Contrast this with the present leadership in the South! Why! sad to say- even many preachers do not remember the Sabbath Day to keep it holy. Sadly, professed Christians in our day go to the stores and the restaurants on the Lord's day just like the world does. If the South were truly the "Bible Belt" as we sometimes like to imagine (and it is purely imagination), then there would not be any stores or cafes open on Sundays. And if Christians were what they profess to be, these establishments would likely close on Sundays for there would not be enough customers to justify opening. It is amazing that if you go into the offices and homes and places of business  of professed Christians in Mississippi you will likely find a Bible and perhaps a plaque of the Ten Commandments, all the while ignoring the Fourth Commandment! It grieves my soul, and it should everyone's that the professed church is so blatantly antinomian. Dear Readers, the Bible still says "remember the Sabbath Day, to keep it holy"! The Lord's Day (the first day of the week which is the New Testament Sabbath)is not a Day for unnecessary labour or for your own recreation. It is a day for rest and a Day for worship of our Great God and fellowship with His people. Don't you see when you go to Wal-Mart on Sunday afternoon, or to the cafe you are causing others to break the Fourth Commandment by unnecessary labour. When you do business on the Lord's Day you are saying to the management of that business that you endorse their opening on Sunday. I call on professed Christian business men to quit requiring your employees to labour on the Lord's Day. I call on you not to open your place of business on the Sabbath. I call upon the professed people of God to "remember the Sabbath day and keep it holy. None of the Ten Commandments have been repealed, including the Fourth (Matthew 5:17-21; Romans 3:31).

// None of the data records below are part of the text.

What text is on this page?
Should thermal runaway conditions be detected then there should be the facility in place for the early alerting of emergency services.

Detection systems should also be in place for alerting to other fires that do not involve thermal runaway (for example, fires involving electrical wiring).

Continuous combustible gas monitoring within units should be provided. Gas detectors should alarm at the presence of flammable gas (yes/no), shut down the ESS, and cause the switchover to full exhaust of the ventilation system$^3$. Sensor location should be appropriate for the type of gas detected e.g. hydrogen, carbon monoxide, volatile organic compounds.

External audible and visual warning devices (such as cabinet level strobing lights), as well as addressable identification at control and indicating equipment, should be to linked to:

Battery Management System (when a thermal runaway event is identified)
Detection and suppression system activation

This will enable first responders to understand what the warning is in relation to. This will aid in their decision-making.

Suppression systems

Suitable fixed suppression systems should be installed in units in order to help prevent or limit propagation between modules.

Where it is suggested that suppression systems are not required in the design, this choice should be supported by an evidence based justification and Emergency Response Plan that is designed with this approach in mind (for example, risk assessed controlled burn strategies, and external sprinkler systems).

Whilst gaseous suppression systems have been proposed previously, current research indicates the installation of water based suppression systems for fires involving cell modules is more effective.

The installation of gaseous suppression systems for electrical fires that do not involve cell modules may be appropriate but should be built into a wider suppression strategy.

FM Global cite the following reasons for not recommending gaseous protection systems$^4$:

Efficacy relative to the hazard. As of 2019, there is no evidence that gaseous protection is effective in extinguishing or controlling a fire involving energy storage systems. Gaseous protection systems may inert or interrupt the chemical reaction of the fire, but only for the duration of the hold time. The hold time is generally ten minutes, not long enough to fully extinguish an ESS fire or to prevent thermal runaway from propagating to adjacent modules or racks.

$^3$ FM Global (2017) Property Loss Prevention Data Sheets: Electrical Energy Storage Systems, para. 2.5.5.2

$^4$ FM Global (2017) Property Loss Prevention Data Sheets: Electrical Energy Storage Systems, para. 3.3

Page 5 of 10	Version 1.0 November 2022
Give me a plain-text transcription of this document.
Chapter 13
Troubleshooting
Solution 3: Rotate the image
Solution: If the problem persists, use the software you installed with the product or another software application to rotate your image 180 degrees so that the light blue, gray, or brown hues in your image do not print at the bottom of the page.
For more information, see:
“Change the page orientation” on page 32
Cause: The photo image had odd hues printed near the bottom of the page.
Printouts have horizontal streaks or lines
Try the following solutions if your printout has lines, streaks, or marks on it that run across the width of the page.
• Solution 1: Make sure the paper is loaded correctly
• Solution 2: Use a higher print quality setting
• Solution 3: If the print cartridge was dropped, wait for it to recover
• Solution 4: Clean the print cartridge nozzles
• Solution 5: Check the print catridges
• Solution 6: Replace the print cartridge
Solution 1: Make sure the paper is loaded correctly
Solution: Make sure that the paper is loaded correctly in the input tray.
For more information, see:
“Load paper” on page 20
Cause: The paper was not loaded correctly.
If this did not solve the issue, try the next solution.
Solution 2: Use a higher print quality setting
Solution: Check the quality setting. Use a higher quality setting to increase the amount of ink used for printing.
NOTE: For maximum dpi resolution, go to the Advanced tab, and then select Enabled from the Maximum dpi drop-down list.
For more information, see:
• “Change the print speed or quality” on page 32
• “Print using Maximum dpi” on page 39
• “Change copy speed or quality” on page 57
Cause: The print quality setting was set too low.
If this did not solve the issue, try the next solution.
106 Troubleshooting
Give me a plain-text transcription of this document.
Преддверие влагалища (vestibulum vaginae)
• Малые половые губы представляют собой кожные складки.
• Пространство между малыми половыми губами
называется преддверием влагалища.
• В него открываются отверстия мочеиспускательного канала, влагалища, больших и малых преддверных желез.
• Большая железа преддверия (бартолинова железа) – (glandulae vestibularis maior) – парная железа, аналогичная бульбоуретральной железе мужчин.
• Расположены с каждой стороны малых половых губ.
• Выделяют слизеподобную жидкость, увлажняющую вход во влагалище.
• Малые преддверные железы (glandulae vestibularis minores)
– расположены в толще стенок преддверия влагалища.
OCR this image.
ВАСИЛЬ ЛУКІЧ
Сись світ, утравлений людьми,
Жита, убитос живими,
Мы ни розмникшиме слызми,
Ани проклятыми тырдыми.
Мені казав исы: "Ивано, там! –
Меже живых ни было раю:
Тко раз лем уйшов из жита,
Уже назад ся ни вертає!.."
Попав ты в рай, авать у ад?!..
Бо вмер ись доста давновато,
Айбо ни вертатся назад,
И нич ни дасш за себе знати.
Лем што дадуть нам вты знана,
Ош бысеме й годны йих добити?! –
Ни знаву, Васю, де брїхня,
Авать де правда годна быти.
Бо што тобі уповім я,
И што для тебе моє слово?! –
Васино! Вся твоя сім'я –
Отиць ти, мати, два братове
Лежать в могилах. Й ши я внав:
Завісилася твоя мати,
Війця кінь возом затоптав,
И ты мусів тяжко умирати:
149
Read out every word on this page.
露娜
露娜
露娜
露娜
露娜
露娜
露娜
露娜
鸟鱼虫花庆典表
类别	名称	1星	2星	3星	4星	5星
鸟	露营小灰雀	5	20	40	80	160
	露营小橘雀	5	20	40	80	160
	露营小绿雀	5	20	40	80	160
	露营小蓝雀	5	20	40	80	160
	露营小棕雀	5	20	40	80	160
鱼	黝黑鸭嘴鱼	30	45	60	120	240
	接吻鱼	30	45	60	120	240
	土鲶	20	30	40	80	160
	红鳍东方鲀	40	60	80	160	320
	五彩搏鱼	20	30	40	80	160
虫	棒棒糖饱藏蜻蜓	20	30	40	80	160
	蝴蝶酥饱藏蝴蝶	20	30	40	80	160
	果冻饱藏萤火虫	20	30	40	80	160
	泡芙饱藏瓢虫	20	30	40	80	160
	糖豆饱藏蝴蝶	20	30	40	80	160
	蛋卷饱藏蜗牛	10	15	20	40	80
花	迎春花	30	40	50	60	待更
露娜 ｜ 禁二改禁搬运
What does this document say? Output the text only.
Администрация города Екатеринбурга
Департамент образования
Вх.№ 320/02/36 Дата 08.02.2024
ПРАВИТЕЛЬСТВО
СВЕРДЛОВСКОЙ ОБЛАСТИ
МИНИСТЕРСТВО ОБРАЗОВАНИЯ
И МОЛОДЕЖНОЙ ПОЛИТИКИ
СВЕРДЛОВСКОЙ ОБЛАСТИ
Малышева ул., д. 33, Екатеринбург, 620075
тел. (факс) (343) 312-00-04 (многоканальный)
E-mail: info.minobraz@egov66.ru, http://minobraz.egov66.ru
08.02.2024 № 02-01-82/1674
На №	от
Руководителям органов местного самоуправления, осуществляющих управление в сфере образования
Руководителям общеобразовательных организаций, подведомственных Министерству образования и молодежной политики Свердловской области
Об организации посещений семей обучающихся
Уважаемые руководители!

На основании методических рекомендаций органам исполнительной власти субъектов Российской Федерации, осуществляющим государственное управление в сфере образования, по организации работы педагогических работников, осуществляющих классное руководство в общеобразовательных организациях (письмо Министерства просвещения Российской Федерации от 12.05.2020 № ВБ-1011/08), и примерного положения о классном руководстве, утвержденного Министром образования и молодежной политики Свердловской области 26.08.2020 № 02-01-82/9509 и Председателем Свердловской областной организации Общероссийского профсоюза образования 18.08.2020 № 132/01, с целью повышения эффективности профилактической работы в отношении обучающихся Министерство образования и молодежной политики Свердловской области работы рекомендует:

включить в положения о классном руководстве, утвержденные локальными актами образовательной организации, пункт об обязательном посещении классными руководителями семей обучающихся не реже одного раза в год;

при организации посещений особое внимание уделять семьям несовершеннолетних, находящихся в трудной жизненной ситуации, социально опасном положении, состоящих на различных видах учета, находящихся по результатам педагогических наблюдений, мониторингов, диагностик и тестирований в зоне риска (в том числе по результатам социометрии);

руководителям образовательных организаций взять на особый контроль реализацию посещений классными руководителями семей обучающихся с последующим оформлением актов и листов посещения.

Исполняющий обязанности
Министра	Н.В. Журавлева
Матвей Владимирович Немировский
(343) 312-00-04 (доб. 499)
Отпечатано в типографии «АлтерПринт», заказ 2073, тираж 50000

True revival will be attended by and promoted by a proper observation of the Lord's Day. It is interesting that both the end and God-ordained means of revival, as in salvation itself are vitally connected. Attendance upon all Christian duty is both the means and end of salvation and Revival. May the Lord raise up prayer warriors, preachers and faithful helpers like General Robert E. Lee and favour the South and the whole world with a true Revival.
(At some point, Lord Willing, we shall write a series of articles on the Fourth Commandment, but until then I would recommend to you the 2nd London Confession, and the Westminster Standards for a good introduction to the Doctrine of the Lord's Day. We also have a series of messages that can be heard at sermonaudio.com.)